Горовиц и мой папа - [28]

Шрифт
Интервал


Только что мы прошлись вдоль Гудзона, где купили сэндвичей и пива. Сейчас устроим пикник в Центральном парке, а вокруг нас под припорошенными снегом деревьями будут бродить без всякой цели укутанные чуть не до бровей прохожие…

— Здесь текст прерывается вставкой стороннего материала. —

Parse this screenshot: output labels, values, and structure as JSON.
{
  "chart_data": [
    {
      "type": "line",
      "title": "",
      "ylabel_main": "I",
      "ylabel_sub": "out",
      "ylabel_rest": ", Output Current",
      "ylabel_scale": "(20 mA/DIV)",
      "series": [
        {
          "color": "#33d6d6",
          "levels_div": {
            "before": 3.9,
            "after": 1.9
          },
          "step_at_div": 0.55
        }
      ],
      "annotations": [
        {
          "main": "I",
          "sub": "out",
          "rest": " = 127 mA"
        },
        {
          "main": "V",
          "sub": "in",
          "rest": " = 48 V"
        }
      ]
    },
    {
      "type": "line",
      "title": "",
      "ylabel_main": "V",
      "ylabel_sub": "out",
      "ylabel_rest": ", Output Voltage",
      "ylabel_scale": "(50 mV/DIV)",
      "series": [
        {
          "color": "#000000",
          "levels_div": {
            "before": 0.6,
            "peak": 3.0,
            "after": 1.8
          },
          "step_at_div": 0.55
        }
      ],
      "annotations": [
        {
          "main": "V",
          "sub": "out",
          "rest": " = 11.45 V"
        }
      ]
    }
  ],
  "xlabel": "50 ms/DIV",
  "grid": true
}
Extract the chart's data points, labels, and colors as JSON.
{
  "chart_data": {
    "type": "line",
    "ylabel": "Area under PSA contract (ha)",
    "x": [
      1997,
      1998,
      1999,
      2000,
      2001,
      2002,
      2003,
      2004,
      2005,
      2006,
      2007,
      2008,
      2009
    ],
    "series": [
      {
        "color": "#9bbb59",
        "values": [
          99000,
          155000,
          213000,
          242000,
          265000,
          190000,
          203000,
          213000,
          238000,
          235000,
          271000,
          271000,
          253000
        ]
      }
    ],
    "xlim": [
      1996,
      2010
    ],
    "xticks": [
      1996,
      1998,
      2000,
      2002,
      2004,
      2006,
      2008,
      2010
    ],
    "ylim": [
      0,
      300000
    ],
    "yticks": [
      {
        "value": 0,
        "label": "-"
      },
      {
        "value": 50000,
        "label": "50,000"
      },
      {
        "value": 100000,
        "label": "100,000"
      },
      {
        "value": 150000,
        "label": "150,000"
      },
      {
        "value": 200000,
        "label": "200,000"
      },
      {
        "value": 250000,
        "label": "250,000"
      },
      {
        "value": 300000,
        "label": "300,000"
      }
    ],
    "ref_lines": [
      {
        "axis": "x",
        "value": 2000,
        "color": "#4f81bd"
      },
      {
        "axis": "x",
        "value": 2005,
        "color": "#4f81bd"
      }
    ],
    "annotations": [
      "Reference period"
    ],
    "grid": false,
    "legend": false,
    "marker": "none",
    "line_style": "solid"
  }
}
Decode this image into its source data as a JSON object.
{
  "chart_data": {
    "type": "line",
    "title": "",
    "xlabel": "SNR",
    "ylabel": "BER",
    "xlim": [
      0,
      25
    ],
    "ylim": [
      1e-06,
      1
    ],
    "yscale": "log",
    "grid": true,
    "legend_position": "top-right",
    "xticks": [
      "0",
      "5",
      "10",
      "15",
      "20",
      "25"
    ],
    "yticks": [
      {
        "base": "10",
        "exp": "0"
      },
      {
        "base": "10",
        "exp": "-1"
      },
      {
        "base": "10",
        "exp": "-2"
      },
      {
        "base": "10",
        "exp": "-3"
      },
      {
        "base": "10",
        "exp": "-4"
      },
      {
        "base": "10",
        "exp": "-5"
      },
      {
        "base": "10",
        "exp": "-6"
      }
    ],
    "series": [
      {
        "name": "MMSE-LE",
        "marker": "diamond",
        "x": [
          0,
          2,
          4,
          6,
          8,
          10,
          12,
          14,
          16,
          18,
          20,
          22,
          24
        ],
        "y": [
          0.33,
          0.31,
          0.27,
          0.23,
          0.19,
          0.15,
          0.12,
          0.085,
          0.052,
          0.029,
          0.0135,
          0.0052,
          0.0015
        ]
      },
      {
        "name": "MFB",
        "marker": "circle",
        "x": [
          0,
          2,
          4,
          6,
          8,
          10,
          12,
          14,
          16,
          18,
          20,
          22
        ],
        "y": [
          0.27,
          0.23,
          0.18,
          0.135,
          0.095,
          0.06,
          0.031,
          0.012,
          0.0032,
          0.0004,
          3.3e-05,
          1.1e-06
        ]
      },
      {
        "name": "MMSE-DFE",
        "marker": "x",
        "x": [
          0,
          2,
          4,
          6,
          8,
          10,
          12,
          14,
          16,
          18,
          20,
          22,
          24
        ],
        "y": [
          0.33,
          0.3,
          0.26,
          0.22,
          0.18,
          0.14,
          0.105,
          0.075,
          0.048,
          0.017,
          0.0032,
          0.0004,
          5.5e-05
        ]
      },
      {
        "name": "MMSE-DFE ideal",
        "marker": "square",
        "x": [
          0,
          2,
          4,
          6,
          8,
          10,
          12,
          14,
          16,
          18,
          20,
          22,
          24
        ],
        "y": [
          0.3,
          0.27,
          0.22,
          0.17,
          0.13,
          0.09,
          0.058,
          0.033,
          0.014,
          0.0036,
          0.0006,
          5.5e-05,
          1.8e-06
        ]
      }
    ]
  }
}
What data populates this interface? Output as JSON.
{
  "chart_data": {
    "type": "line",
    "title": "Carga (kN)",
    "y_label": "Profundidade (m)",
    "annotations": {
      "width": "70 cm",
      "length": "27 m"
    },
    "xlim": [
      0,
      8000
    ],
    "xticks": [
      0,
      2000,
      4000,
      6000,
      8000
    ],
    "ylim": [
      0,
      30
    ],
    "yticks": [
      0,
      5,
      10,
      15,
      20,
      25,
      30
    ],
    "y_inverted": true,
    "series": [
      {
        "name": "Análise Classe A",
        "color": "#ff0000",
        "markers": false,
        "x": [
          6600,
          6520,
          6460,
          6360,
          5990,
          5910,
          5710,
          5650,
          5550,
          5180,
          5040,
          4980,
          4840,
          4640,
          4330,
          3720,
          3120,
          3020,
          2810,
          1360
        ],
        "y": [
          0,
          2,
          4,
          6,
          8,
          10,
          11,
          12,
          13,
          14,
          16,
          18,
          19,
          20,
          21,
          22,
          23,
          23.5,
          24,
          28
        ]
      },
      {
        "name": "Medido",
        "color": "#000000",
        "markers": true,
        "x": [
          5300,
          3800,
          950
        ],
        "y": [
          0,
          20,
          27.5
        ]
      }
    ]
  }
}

Можно было подумать, будто мы попали в зимний пейзаж Остаде[38], любимого художника Николая II. Мы уселись на скамейку у подножия памятника Гансу Христиану Андерсену. Нам было известно, что Горовиц живет в двух шагах отсюда — в особняке с окнами, закрытыми тяжелыми черными шторами. Папа знал наизусть все мании маэстро. Его дикая паранойя и его легендарная ипохондрия с годами усилились так, что стали почти сумасшествием. Без привычной минеральной воды, спаржи, морского языка (эту рыбу ему специально присылали из Дувра), без массажа живота у него все разлаживалось, он не способен был нормально работать. Причем речь тут шла не о капризах примадонны, а о непреодолимой тревожности, связанной с положением беженца. С двадцати пяти лет он был уверен в том, что болен, болен неизлечимо, но на самом деле его единственной болезнью был страх потерять беглость пальцев и оказаться в лагере, как отец и миллионы других евреев. Он испытывал такой ужас перед диверсиями, что перед каждым концертом выставлял у своего «Стейнвея» двух солдат морской пехоты.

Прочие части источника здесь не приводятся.